The shaking started. It began as vibrations Jo barely felt through her soles. In minutes the Traveler was bouncing like a light aircraft in heavy turbulence.
Timmerbach shouted at his bridge gang.
"We can't hold it any farther off the centerline, sir. We're risking premature breakaway now."
Jo grimaced. If they dropped off now, they would be almost a light year from the overly hot J. Duosconica. Climbing back on might be impossible. Misty as the strand was, instruments might not locate it.
Jo palmed her communicator. "Colonel Vadja. Klass."
After a moment, "Vadja here, Sergeant. What's happening?"
"Trouble with the Web. I'm on the bridge. I thought it might be interesting to see what our aliens are doing. Can you cover it?"
"Will do, Sergeant."
Commander Haget nodded. "Good thinking, Klass. Chief, time estimate to the anchor point?"
"Ten minutes. Roughly. We may have to move back into the strand if..."
"Chief!" someone shouted. "We got something coming up behind us. Fast! Gods!

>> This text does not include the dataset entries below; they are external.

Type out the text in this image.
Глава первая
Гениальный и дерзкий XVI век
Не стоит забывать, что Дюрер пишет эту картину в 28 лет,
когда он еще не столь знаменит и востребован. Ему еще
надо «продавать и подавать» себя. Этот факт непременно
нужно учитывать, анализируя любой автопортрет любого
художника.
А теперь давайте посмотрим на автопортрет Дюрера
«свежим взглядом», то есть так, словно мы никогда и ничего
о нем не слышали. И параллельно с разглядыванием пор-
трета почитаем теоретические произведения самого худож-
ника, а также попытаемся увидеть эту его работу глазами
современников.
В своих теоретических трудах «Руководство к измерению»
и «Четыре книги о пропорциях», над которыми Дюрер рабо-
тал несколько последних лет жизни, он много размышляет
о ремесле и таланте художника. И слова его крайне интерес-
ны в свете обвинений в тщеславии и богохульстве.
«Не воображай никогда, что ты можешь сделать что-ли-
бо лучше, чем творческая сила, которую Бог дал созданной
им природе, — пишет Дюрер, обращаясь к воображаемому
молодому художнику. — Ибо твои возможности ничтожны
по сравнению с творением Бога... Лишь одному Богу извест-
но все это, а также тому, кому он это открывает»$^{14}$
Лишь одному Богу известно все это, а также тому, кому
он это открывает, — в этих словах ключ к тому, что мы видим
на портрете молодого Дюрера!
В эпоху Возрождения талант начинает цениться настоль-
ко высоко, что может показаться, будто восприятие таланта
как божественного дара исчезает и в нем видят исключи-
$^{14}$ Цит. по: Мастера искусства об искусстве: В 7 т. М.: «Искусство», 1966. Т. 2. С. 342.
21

It's a big mother... Saldy. What the hell is that? It's going to run us over!"
Timmerbach ran around, cursed, shook a fist at a secondary screen. "Take us in to the core! Maximum ahead. That's a Guardship! That's a goddamned Guardship, and it's going to smash us right off the Web!"
The Traveler rumbled and shuddered and surged. Jo staggered, grabbed for a handhold. The anchor point swelled. So did the darkness surrounding it. The strand grew more turbulent, the ride rougher. The Traveler creaked, groaned. There was a shriek of tormented metal somewhere aft.
The aft view showed a glowing egg ploughing through Web stuff, swelling. Timmerbach raged. "That bastard can see us! He don't care if he kills us! The goddamned arrogant asshole! Seligo. Pick a strand coming off the anchor. Now!"